The study analyzed decades of data collected by the American Institutes for Research beginning in 1960 and continuing to the present. The original data set included more than 370,000 students. High school participants were originally tested on academic, cognitive and behavioral characteristics in 1960 and also responded to follow-up surveys in later years. The new analysis looked at the initial student tests and their responses 11 years and 50 years later.
Of the 1,952 participants randomly selected from those who responded to surveys 50 years later, "those who showed more interest in high school and had higher writing skills reported earning higher incomes," said Spengler, who led the study. "They also tended to have higher occupational prestige than their peers when they showed responsible behaviors as a student." This was in addition to the gains associated with IQ, family income and personality traits such as conscientiousness, she said.
https://phys.org/news/2018-02-links-responsible-behavior-high-school.html
[Also Covered By]:
Behavior in high school predicts income and occupational success later in life
American Psychological Association
[Source]: University of Illinois
The paper "How you behave in school predicts life success above and beyond family background, broad traits, and cognitive ability" is available online and from the U. of I. News Bureau.
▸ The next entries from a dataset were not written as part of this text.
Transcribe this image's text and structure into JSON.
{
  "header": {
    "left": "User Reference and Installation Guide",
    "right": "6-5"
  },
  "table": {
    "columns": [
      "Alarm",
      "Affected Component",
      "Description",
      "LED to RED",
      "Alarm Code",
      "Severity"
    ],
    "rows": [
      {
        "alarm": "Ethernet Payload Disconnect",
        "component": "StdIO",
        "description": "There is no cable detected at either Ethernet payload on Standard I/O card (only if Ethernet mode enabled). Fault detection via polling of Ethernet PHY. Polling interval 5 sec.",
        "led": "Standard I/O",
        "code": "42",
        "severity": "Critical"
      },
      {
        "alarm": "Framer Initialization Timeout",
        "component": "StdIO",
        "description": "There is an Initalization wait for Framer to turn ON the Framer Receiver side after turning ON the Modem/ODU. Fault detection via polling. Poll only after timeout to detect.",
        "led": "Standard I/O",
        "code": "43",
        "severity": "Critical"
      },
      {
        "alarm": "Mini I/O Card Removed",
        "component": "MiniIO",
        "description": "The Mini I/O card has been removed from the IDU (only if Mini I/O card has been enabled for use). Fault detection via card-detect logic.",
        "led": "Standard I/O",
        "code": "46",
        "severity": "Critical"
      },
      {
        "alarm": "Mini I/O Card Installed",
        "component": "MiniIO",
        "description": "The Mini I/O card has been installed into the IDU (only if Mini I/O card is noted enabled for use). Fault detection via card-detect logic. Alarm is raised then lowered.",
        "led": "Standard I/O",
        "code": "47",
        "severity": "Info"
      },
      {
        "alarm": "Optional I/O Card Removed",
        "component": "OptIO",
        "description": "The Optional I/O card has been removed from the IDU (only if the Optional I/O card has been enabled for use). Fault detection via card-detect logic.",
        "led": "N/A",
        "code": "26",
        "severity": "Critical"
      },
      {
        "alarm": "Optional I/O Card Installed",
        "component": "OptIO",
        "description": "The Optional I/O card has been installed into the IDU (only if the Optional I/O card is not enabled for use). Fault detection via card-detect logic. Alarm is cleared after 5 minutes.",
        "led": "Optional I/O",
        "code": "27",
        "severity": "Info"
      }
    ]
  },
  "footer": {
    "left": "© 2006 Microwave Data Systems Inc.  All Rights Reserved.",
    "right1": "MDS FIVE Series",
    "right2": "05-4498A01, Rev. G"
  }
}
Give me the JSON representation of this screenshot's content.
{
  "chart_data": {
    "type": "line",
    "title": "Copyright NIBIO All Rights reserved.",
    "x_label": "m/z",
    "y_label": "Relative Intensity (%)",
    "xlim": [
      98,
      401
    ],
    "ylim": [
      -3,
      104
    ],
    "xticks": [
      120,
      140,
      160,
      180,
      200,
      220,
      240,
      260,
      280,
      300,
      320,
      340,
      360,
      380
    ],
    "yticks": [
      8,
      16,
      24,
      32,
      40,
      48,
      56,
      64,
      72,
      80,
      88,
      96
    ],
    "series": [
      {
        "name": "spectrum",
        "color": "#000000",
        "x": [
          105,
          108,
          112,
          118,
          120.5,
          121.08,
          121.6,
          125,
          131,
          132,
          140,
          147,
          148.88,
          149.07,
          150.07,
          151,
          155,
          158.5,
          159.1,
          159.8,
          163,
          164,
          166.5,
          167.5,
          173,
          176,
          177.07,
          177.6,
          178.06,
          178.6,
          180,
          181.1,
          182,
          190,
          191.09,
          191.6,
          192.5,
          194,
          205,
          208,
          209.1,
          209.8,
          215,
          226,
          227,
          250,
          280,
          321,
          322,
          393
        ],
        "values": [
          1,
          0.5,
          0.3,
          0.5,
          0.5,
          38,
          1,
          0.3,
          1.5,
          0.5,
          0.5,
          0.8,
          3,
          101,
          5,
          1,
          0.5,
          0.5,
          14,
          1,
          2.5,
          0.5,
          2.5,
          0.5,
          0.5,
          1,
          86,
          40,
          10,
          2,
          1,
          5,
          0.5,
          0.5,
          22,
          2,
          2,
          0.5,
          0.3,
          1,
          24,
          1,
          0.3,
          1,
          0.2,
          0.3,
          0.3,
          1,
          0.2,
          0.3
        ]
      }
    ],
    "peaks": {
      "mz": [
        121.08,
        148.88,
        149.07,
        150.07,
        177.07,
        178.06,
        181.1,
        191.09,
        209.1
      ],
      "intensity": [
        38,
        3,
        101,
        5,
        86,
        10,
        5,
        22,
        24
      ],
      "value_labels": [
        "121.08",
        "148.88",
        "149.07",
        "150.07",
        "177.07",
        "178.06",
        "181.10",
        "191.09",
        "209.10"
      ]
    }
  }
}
DOI
Has your experience been as described ??
(Score: 0) by Anonymous Coward on Thursday March 01 2018, @05:30AM (3 children)
I got laid off my programming job 1 week ago (plus 2 weeks advance "notice" before that), and I just got a new job at a raise for close to $150,000.
This seems like I am posting to rub salt in the wound, but I promise I am not. I put it out there as proof that software jobs really are out there, but you do have to:
1) Live in an area where there is a sizable software or IT services industry
2) Have in-demand (current, but not necessarily cutting edge) skills
3) Be able to verbally explain the value you bring as an employee
4) Have an employment record that shows strong (and ideally increasing) responsibility
You can turn it around and join the programming world, but only if you can give employers what they are looking for.
And you have to be willing to live where the jobs are.
(Score: 0) by Anonymous Coward on Thursday March 01 2018, @07:02AM (2 children)
Have fun with your insanely expensive cost of living, or at least in most cases. In a world where it's possible to work remotely, this is fucking inexcusable.
(Score: 0) by Anonymous Coward on Thursday March 01 2018, @12:49PM (1 child)
It's a different set of tradeoffs, remote versus onsite.
Remote work tends to be a career dead end. If you are OK with never advancing beyond programmer individual contributor, this may be fine.
Customer interaction is pretty hard to do remotely as a general rule too. On the plus side, if you enjoy living off the beaten path, you can as a remote worker. You just need internet access.
On the minus side, if your work can be done remotely, then it can be done by anyone in the world that speaks your boss's language. You are competing with the entire world, and this tends to lower your wage.
(Score: 0) by Anonymous Coward on Sunday March 04 2018, @01:03PM
The problem is that, once you do the math, you'll often find that it's not worth living in places like Silicone Valley at all, even if the job appears to pay an insane amount.
Maybe you're not very good at your job then. Of course, most employees are bad at telling if someone is good at their job, so they'd probably happily replace a good employee with some random fool in India.